Karl Slezak vom Deutschen Hängegleiterverband (DHV) sind alle drei Fälle bekannt. Denn der DHV ist vom Bundesverkehrsministerium mit der Untersuchung der Gleitschirm- und Drachenunfälle in Deutschland beauftragt. Slezak, ein DHV-Unfallsachverständiger und der Leiter des Bereichs Technik und Sicherheit, bezeichnet die Untersuchung des tödlichen Absturzes in Beuren als „schwierig“. Das Fluggerät des 79-Jährigen sei bei dessen Bergung notwendigerweise zerschnitten worden, weshalb über eventuelle technische Mängel keine Aussage getroffen werden könne.

Nach einem Herzschlag des Piloten fliegt der Schirm weiter

Gesundheitliche Probleme des betagten Piloten könnten eine Rolle gespielt haben, doch spreche der Ablauf des Absturzes nicht für eine solche Ursache. Denn nach einem Herz- oder Hirnschlag des Piloten „fliegt der Gleitschirm einfach führerlos weiter“, erklärt Karl Slezak. Das sei hier aber nicht der Fall gewesen. Deshalb werde bisher von einem Problem an der Ausrüstung oder von möglicherweise plötzlich aufgetretenen ungünstigen Windverhältnissen ausgegangen.

Solche durch starke Thermik oder Abwind entstehenden Turbulenzen hätten wahrscheinlich den Absturz des 61-Jährigen im Ortenaukreis verursacht. Über die Umstände bei dem Unfall des Flugschülers bei Donzdorf „wissen wir noch zu wenig“, erklärt Slezak. Ein Gutachter sei dabei, die Gründe für den Absturz beim Windenstart zu untersuchen.

Viele Piloten verschätzen sich bei den Windverhältnissen

Karl Slezak zufolge verunglücken jährlich durchschnittlich sieben bis zehn deutsche Gleitschirmpiloten tödlich. Zudem würden dem DHV pro Jahr rund 100 Unfälle mit Verletzten gemeldet. „Gemessen an der Zahl von etwa 30 000 Gleitschirmfliegern in Deutschland ist das relativ wenig.“ Viele der Unglücke ereigneten sich im Ausland, „weil es beispielsweise in Österreich und in der Schweiz sehr schöne Fluggebiete gibt“. Ein Hauptgrund für Abstürze sei, dass die Piloten „sich bei der Einschätzung der Witterungs- und Windverhältnisse vertun“. Bei starker Thermik oder heftigem Wind könne der Schirm ins Rotieren geraten oder gar einklappen. Dann erhöhe sich die Geschwindigkeit von den bei einem ruhigen Gleitflug üblichen 35 Stundenkilometern schnell auf ein Tempo von bis zu 80 Stundenkilometern, bei dem das Fluggerät nur schwer zu kontrollieren sei. Aber auch Leichtsinn und Selbstüberschätzung könnten schnell in kritische Situationen führen.

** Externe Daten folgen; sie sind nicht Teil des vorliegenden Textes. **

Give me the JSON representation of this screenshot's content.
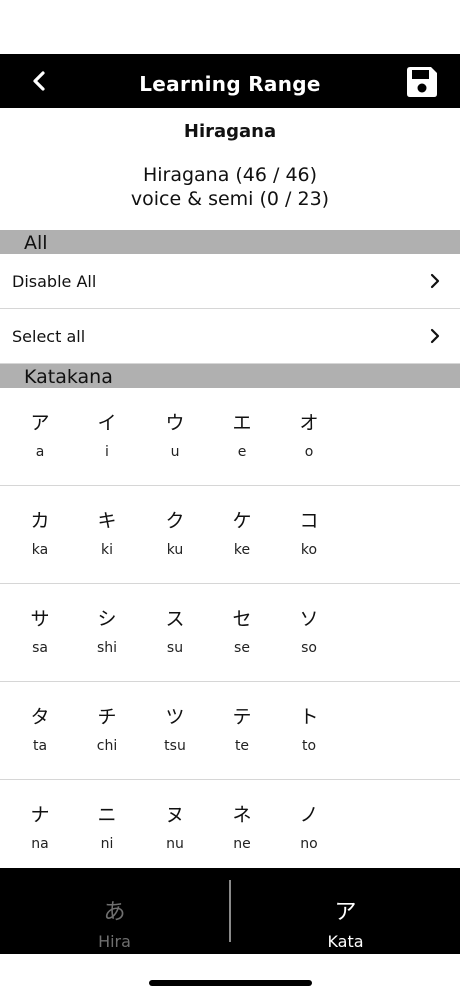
{
  "nav": {
    "title": "Learning Range",
    "back_icon": "chevron-left-icon",
    "save_icon": "floppy-disk-icon"
  },
  "info": {
    "kind": "Hiragana",
    "hiragana_count": "Hiragana (46 / 46)",
    "voice_count": "voice & semi (0 / 23)"
  },
  "sections": {
    "all": {
      "header": "All",
      "items": [
        {
          "label": "Disable All"
        },
        {
          "label": "Select all"
        }
      ]
    },
    "katakana": {
      "header": "Katakana",
      "rows": [
        [
          {
            "glyph": "ア",
            "roman": "a"
          },
          {
            "glyph": "イ",
            "roman": "i"
          },
          {
            "glyph": "ウ",
            "roman": "u"
          },
          {
            "glyph": "エ",
            "roman": "e"
          },
          {
            "glyph": "オ",
            "roman": "o"
          }
        ],
        [
          {
            "glyph": "カ",
            "roman": "ka"
          },
          {
            "glyph": "キ",
            "roman": "ki"
          },
          {
            "glyph": "ク",
            "roman": "ku"
          },
          {
            "glyph": "ケ",
            "roman": "ke"
          },
          {
            "glyph": "コ",
            "roman": "ko"
          }
        ],
        [
          {
            "glyph": "サ",
            "roman": "sa"
          },
          {
            "glyph": "シ",
            "roman": "shi"
          },
          {
            "glyph": "ス",
            "roman": "su"
          },
          {
            "glyph": "セ",
            "roman": "se"
          },
          {
            "glyph": "ソ",
            "roman": "so"
          }
        ],
        [
          {
            "glyph": "タ",
            "roman": "ta"
          },
          {
            "glyph": "チ",
            "roman": "chi"
          },
          {
            "glyph": "ツ",
            "roman": "tsu"
          },
          {
            "glyph": "テ",
            "roman": "te"
          },
          {
            "glyph": "ト",
            "roman": "to"
          }
        ],
        [
          {
            "glyph": "ナ",
            "roman": "na"
          },
          {
            "glyph": "ニ",
            "roman": "ni"
          },
          {
            "glyph": "ヌ",
            "roman": "nu"
          },
          {
            "glyph": "ネ",
            "roman": "ne"
          },
          {
            "glyph": "ノ",
            "roman": "no"
          }
        ]
      ]
    }
  },
  "tabbar": {
    "tabs": [
      {
        "glyph": "あ",
        "label": "Hira",
        "active": false
      },
      {
        "glyph": "ア",
        "label": "Kata",
        "active": true
      }
    ]
  },
  "colors": {
    "nav_bg": "#000000",
    "section_header_bg": "#b0b0b0",
    "tab_inactive": "#6f6f6f",
    "tab_active": "#ffffff"
  }
}
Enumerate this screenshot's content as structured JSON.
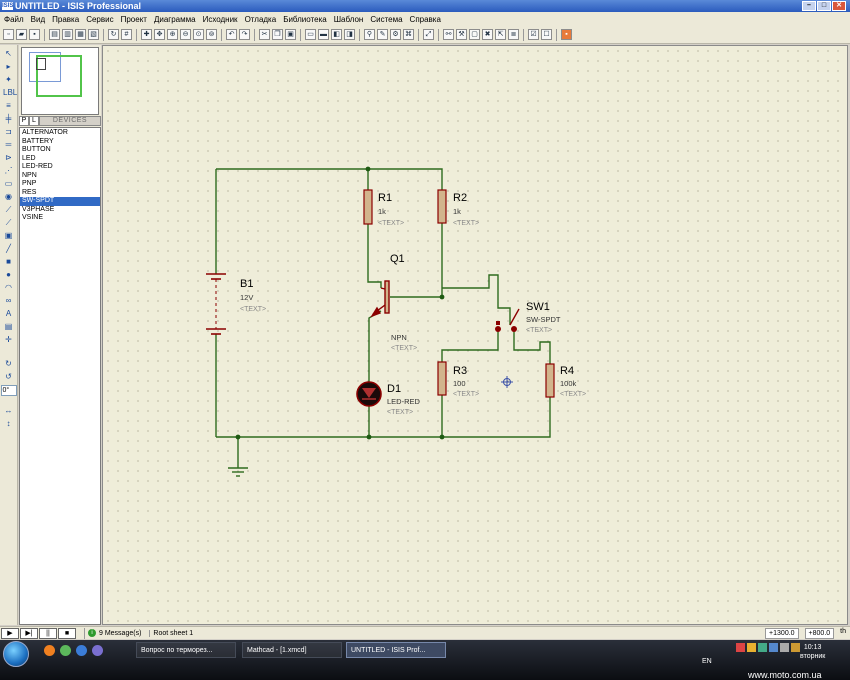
{
  "window": {
    "title": "UNTITLED - ISIS Professional",
    "app_badge": "ISIS"
  },
  "menu": [
    "Файл",
    "Вид",
    "Правка",
    "Сервис",
    "Проект",
    "Диаграмма",
    "Исходник",
    "Отладка",
    "Библиотека",
    "Шаблон",
    "Система",
    "Справка"
  ],
  "panel": {
    "tab_p": "P",
    "tab_l": "L",
    "tab_devices": "DEVICES",
    "devices": [
      "ALTERNATOR",
      "BATTERY",
      "BUTTON",
      "LED",
      "LED-RED",
      "NPN",
      "PNP",
      "RES",
      "SW-SPDT",
      "V3PHASE",
      "VSINE"
    ],
    "selected_device": "SW-SPDT",
    "angle": "0°"
  },
  "schematic": {
    "components": {
      "b1": {
        "ref": "B1",
        "value": "12V",
        "text": "<TEXT>"
      },
      "r1": {
        "ref": "R1",
        "value": "1k",
        "text": "<TEXT>"
      },
      "r2": {
        "ref": "R2",
        "value": "1k",
        "text": "<TEXT>"
      },
      "q1": {
        "ref": "Q1",
        "value": "NPN",
        "text": "<TEXT>"
      },
      "sw1": {
        "ref": "SW1",
        "value": "SW-SPDT",
        "text": "<TEXT>"
      },
      "r3": {
        "ref": "R3",
        "value": "100",
        "text": "<TEXT>"
      },
      "r4": {
        "ref": "R4",
        "value": "100k",
        "text": "<TEXT>"
      },
      "d1": {
        "ref": "D1",
        "value": "LED-RED",
        "text": "<TEXT>"
      }
    },
    "colors": {
      "wire": "#2e6b1e",
      "component": "#8b0000",
      "resistor_fill": "#d2b48c",
      "junction": "#1e5a12",
      "led_fill": "#1a0a0a"
    }
  },
  "status": {
    "messages": "9 Message(s)",
    "sheet": "Root sheet 1",
    "x_coord": "+1300.0",
    "y_coord": "+800.0",
    "unit": "th"
  },
  "taskbar": {
    "tasks": [
      "Вопрос по терморез...",
      "Mathcad - [1.xmcd]",
      "UNTITLED - ISIS Prof..."
    ],
    "lang": "EN",
    "time": "10:13",
    "day": "вторник",
    "watermark": "www.moto.com.ua"
  }
}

Es könne nicht behauptet werden, so Slezak, dass Anfänger am häufigsten verunglückten. Es zeige sich aber, dass die beiden Jahre nach der Lizenzerteilung die kritischsten seien. Die Erfahrung bei den Fliegern sei dann noch nicht sonderlich groß, doch die Risikobereitschaft steige an. Allerdings sei dieser statistische Wert nicht so signifikant, „dass man sagen könnte, danach passiert nichts mehr“.

Zahlen zum Deutschen Hängegleiterverband

Mitglieder:
Im Deutschen Hängegleiterverband (DHV) sind rund 35 000 Gleitschirm- und Drachenflieger organisiert – das sind etwa 90 Prozent aller Piloten in Deutschland. Damit ist der im Jahr 1979 gegründete DHV, der seinen Sitz im bayerischen Gmund am Tegernsee hat, der weltweit größte Zusammenschluss in diesem Bereich. Die meisten Piloten leben in Bayern (etwa 10 000 Mitglieder) und in Baden-Württemberg (circa 8500 Mitglieder).

Informationen
: Der DHV bietet auf seiner Internetseite, www.dhv.de umfangreiche Informationen rund um den Flugsport mit Gleitschirm und Drachen. Unter anderem erfahren Interessierte dort viel zum Thema Sicherheit.